Ventilation defect percentage calculated from 1H free-breathing MRI showed strong correlations with 129Xe VDP, LCI and FEV1 z-score. 1H VDP was lower than 129Xe VDP with a bias of 2.8% and limits of agreement at -13.7% and 19.3%. Both similarities and differences between 129Xe and 1H ventilation images were observed across the range of disease severity. Reduced 1H ventilation was often, but not always, associated with 129Xe ventilation defects or heterogeneity. Small defects and patchy ventilation heterogeneity observed in early-stage CF lung disease on 129Xe ventilation images were not visualised with 1H ventilation MRI. The cause of the uncertainty in agreement between the techniques is unknown and warrants further investigation.

Acknowledgements

National Institute for Health Research and Medical Research Council for funding.

References

1. Nyilas S, Bauman G, Sommer G, et al. Novel magnetic resonance technique for functional imaging of cystic fibrosis lung disease. Eur Respir J 2017;50.

2. Nyilas S, Bauman G, Pusterla O, et al. Ventilation and perfusion assessed by functional MRI in children with CF: reproducibility in comparison to lung function. J Cyst Fibros 2019;18:543-50.

3. Couch MJ, Rayment JH, Grimm R, et al. Comparison of Phase-Resolved Functional Lung (PREFUL) MRI and Hyperpolarized 129Xe MRI in Pediatric Cystic Fibrosis. International Society for Magnetic Resonance in Medicine; 2019; Montreal, Canada. p. 0006.

4. Marshall H, Voskrebenzev A, Biancardi A, et al. Investigating the relationship between free-breathing 1H and breath-hold 3He MRI in patients with cystic fibrosis. International Society for Magnetic Resonance in Medicine; 2019; Montreal, Canada. p. 0014.

5. Voskrebenzev A, Gutberlet M, Klimes F, et al.

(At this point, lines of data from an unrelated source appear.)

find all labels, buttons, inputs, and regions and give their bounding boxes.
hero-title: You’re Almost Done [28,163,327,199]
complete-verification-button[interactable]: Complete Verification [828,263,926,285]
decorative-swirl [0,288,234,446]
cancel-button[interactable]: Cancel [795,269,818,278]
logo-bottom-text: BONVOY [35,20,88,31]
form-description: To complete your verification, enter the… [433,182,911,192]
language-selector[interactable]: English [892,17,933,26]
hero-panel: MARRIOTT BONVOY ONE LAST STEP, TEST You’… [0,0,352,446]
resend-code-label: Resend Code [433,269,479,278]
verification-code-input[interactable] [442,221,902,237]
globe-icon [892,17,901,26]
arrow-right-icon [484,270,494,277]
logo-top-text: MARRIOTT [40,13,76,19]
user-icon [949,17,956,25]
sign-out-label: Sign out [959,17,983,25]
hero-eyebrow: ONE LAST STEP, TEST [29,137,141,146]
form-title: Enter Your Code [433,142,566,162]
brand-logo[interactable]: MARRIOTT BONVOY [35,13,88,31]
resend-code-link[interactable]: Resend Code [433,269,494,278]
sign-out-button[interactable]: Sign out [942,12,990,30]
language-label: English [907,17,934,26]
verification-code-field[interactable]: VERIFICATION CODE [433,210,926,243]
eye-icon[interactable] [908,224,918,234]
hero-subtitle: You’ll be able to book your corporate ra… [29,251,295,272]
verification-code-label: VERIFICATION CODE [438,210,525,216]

Feasibility of quantitative regional ventilation and perfusion mapping with phase-resolved functional lung (PREFUL) MRI in healthy volunteers and COPD, CTEPH, and CF patients. Magn Reson Med 2018;79:2306-14.

6. Hughes PJC, Horn FC, Collier GJ, Biancardi A, Marshall H, Wild JM. Spatial fuzzy c-means thresholding for semiautomated calculation of percentage lung ventilated volume from hyperpolarized gas and (1) H MRI. J Magn Reson Imaging 2018;47:640-6.

7. He M, Driehuys B, Que LG, Huang YT. Using Hyperpolarized (129)Xe MRI to Quantify the Pulmonary Ventilation Distribution. Acad Radiol 2016;23:1521-31.

8. Collier GJ, Acunzo L, Smith LJ, et al. Linear binning maps for image analysis of pulmonary ventilation with hyperpolarized gas MRI: transferability and clinical applications. International Society for Magnetic Resonance in Medicine; 2018; Paris. p. 4482.

Figures

Table 1, summary of 129Xe and free-breathing 1H sequence parameters

Table 2, patient demographics, pulmonary function test and ventilation defect percentage values.

Figure 1, (a) correlation plot and (b) Bland-Altman plot between 129Xe and 1H VDP.

Figure 2, examples of similarity between 129Xe and 1H ventilation images are shown from 3 different patients with (left) normal FEV1 and LCI, (middle) normal FEV1 and abnormal LCI, and (right) abnormal FEV1 and LCI. Segmentations are shown below with ventilation in blue and ventilation defect in red.

Figure 3, examples of dissimilarity between 129Xe and 1H ventilation images are shown from 3 different patients with (left) normal FEV1 and LCI, (middle) normal FEV1 and abnormal LCI, and (right) abnormal FEV1 and LCI. Segmentations are shown below with ventilation in blue and ventilation defect in red.